Gagne de la cryptomonnaie GRATUITE en 5 clics et aide institut numérique à propager la connaissance universitaire >> CLIQUEZ ICI <<

§ 1 – Hypothèses de codécision

ADIAL

Quelle personne revêt la qualité de souscripteur susceptible d’arbitrer ? Existe-t-il une faculté
de forcer le souscripteur à arbitrer ou l’en empêcher ? Des situations juridiques (autres que
celles découlant de conventions) où le souscripteur verrait restreinte l’étendue de ses droits ?

A/ Le souscripteur et son conjoint commun en biens

L’hypothèse sujette à questionnements est celle où existe une communauté de biens entre les
époux, quel qu’en soit le périmètre. (A défaut, point de règles de rapport, de pouvoirs, chacun
est maître de son patrimoine dans la mesure où il « contribue aux charges du mariage 85»,
qu’importent ses choix de gestion de patrimoine ou ses dépenses.)
La provenance des fonds, deniers communs ou deniers propres, possède une incidence sur la
question.
A supposer le contrat souscrit avec des fonds propres au souscripteur, la question du pouvoir
ne se pose pas86. Tout au plus peut-il être conseillé de rédiger une clause de remploi de fonds
propres dans le corps même du contrat d’assurance afin d’éviter que les fonds ne soient
présumés communs.
Dans le cas contraire, par exemple si les fonds versés au titre de la prime sont issus d’un
compte bancaire joint, qui détient le pouvoir d’arbitrer ? Est-il nécessairement propre au
souscripteur ou partagé ?
Les règles du droit civil offrent le pouvoir à chacun des époux communs en bien de souscrire
librement un contrat sans le consentement de l’autre, en raison du principe de la libre
administration des biens de la communauté, et de la libre disposition de ses revenus.

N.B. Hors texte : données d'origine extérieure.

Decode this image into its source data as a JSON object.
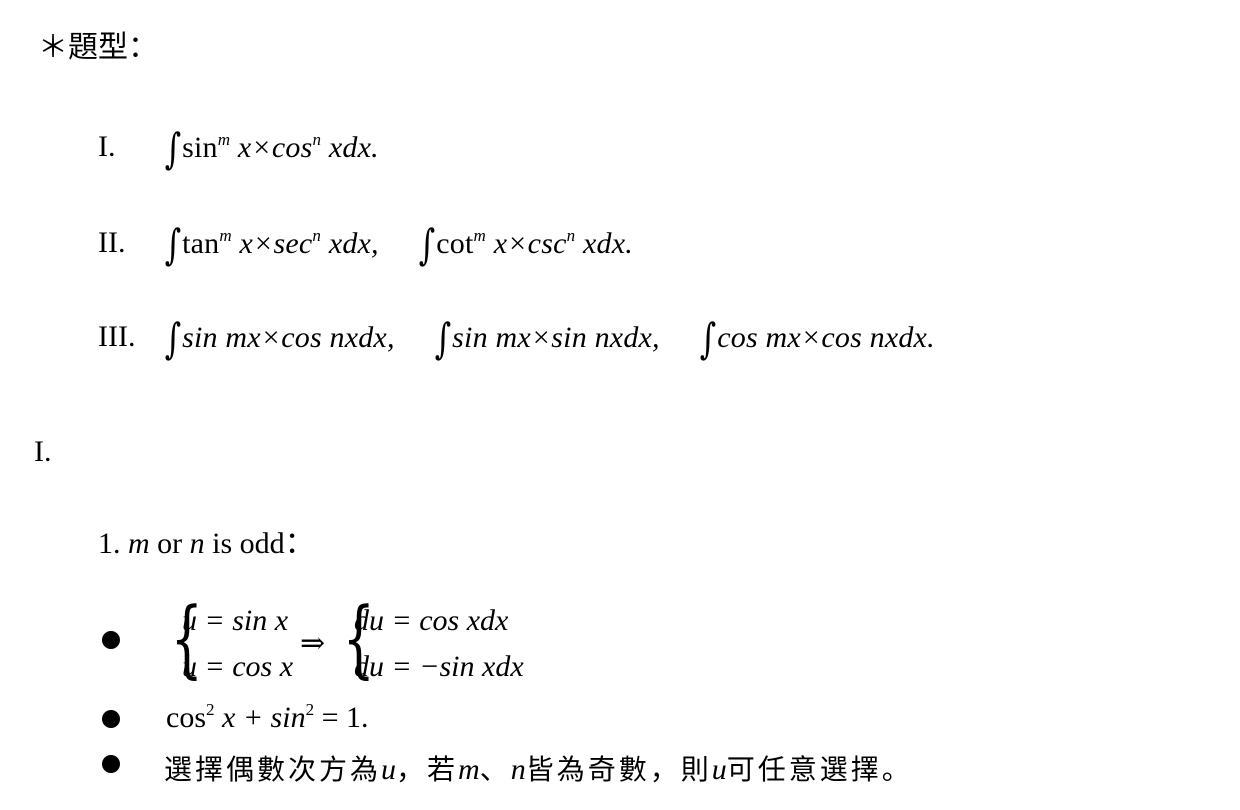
{
  "heading": "＊題型：",
  "types": [
    {
      "label": "I.",
      "formula": [
        {
          "int": "∫",
          "text": "sin",
          "sup": "m",
          "rest": " x×cos",
          "sup2": "n",
          "tail": " xdx."
        }
      ]
    },
    {
      "label": "II.",
      "formula": [
        {
          "int": "∫",
          "text": "tan",
          "sup": "m",
          "rest": " x×sec",
          "sup2": "n",
          "tail": " xdx,"
        },
        {
          "int": "∫",
          "text": "cot",
          "sup": "m",
          "rest": " x×csc",
          "sup2": "n",
          "tail": " xdx."
        }
      ]
    },
    {
      "label": "III.",
      "formula": [
        {
          "int": "∫",
          "text": "sin mx×cos nxdx,"
        },
        {
          "int": "∫",
          "text": "sin mx×sin nxdx,"
        },
        {
          "int": "∫",
          "text": "cos mx×cos nxdx."
        }
      ]
    }
  ],
  "section": "I.",
  "case1": {
    "number": "1.",
    "m": "m",
    "or": "or",
    "n": "n",
    "rest": "is odd："
  },
  "substitution": {
    "u1": "u = sin x",
    "u2": "u = cos x",
    "arrow": "⇒",
    "du1": "du = cos xdx",
    "du2": "du = −sin xdx"
  },
  "identity": {
    "cos": "cos",
    "exp1": "2",
    "mid": " x + sin",
    "exp2": "2",
    "end": " = 1."
  },
  "note": {
    "p1": "選擇偶數次方為",
    "u": "u",
    "p2": "，若",
    "m": "m",
    "p3": "、",
    "n": "n",
    "p4": "皆為奇數，則",
    "u2": "u",
    "p5": "可任意選擇。"
  }
}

Les
règles peuvent-elles être identiques pour la faculté d’arbitrage ? Le problème de pouvoir
dépend de la qualification de l’acte envisagé : les actes de disposition exigent un accord du
conjoint commun en biens, tandis que ce n’est pas le cas pour un acte d’administration.

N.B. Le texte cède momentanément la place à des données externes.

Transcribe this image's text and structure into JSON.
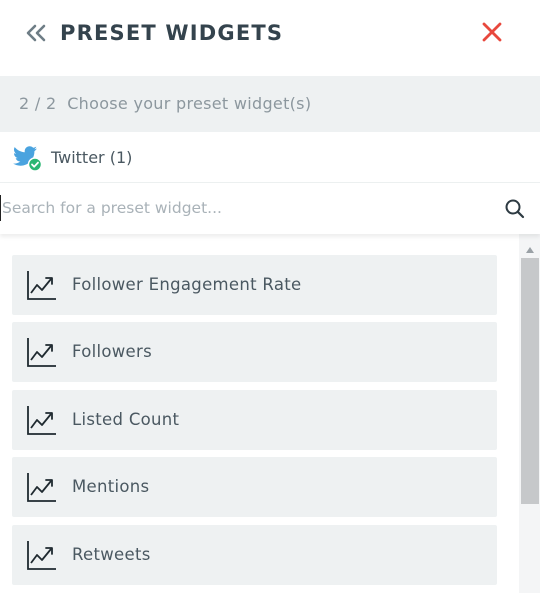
{
  "header": {
    "title": "PRESET WIDGETS",
    "back_icon": "double-chevron-left-icon",
    "close_icon": "close-icon",
    "close_color": "#e8483d"
  },
  "step": {
    "text": "2 / 2  Choose your preset widget(s)"
  },
  "source": {
    "label": "Twitter (1)",
    "icon": "twitter-icon",
    "twitter_color": "#4aa3df",
    "check_color": "#2bb673"
  },
  "search": {
    "value": "",
    "placeholder": "Search for a preset widget...",
    "icon": "search-icon"
  },
  "widgets": {
    "items": [
      {
        "label": "Follower Engagement Rate",
        "icon": "line-chart-icon"
      },
      {
        "label": "Followers",
        "icon": "line-chart-icon"
      },
      {
        "label": "Listed Count",
        "icon": "line-chart-icon"
      },
      {
        "label": "Mentions",
        "icon": "line-chart-icon"
      },
      {
        "label": "Retweets",
        "icon": "line-chart-icon"
      }
    ]
  }
}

Pour dessiner à gros traits la distinction entre les deux types d’actes sur le patrimoine
commun, administrer, c’est gérer, disposer, c’est vendre. La cession des fonds sous-jacents
aux unités de comptes opérée du fait de l’arbitrage, et l’acquisition de nouveaux fonds
effectuée en conséquence, sont-ils des actes de disposition ? Cette qualification doit être
écartée dès lors que l’on aura compris que ces opérations n’affectent que le patrimoine de
l’assureur et non celui du souscripteur. Même si un « mauvais » choix d’arbitrage risque de
diminuer la valeur de la prestation d’assurance, c’est un moindre revenu qui sera affecté à la
communauté matrimoniale au terme du contrat, mais l’arbitrage n’opère pas en soi de
diminution du patrimoine commun.
Rappelons par ailleurs que l’arbitrage n’emporte pas novation du contrat. Arbitrer étant
exécuter une faculté prévue conventionnellement, et non l’occasion de conclure un contrat
d’assurance vie d’une nouvelle sorte, il est inutile, pour analyser les pouvoirs liés à l’acte
d’arbitrage, de s’intéresser à l’analyse de ceux des conjoints au regard de la souscription d’un
tel contrat.
Le principe de gestion concurrente, énoncé à l’article 216 du Code civil, prévoit que les époux
peuvent librement gérer les biens communs (et l’on admet donc que chacun puisse souscrire à
son nom un contrat d’assurance même si les primes sont alimentées par des fonds dépendant
de la communauté). A fortiori, l’époux souscripteur du contrat détiendra le pouvoir d’arbitrer
seul entre les unités de compte.

B/ La co-souscription

La co-souscription recouvre la situation où deux personnes, deux époux dans le cas qui nous
intéresse, se portent chacun souscripteurs d’un même contrat, le dénouement intervenant
généralement au décès du premier d’entre eux. L’avantage d’une telle formule au terme en cas
de décès permet de contourner la règle posée par la jurisprudence Praslicka87 selon laquelle,
au décès de l’époux non souscripteur, la moitié de la valeur du contrat peut être réintégrée à
l’actif successoral. En termes de pouvoirs, dans l’hypothèse de la co-souscription, les deux
époux devront alors gérer ensemble le contrat.
Un acte d’arbitrage peut-il être effectué par l’un seul des époux contractants ? Ou l’accord des
deux sera-t-il exigé ? Chaque souscripteur détient tous les droits issus du contrat, chaque
souscripteur étant titulaire, notamment, de la faculté de rachat, donc a fortiori de celle
d’arbitrer.
En tout état de cause, il serait préférable que le contrat définisse exactement les pouvoirs de
chacun et aménage les modalités de preuve du consentement de l’un et de l’autre, de telle
sorte que les intéressés comme l’assureur ne puissent voir leur responsabilité engagée faute
d’avoir respecté les pouvoirs respectifs des époux.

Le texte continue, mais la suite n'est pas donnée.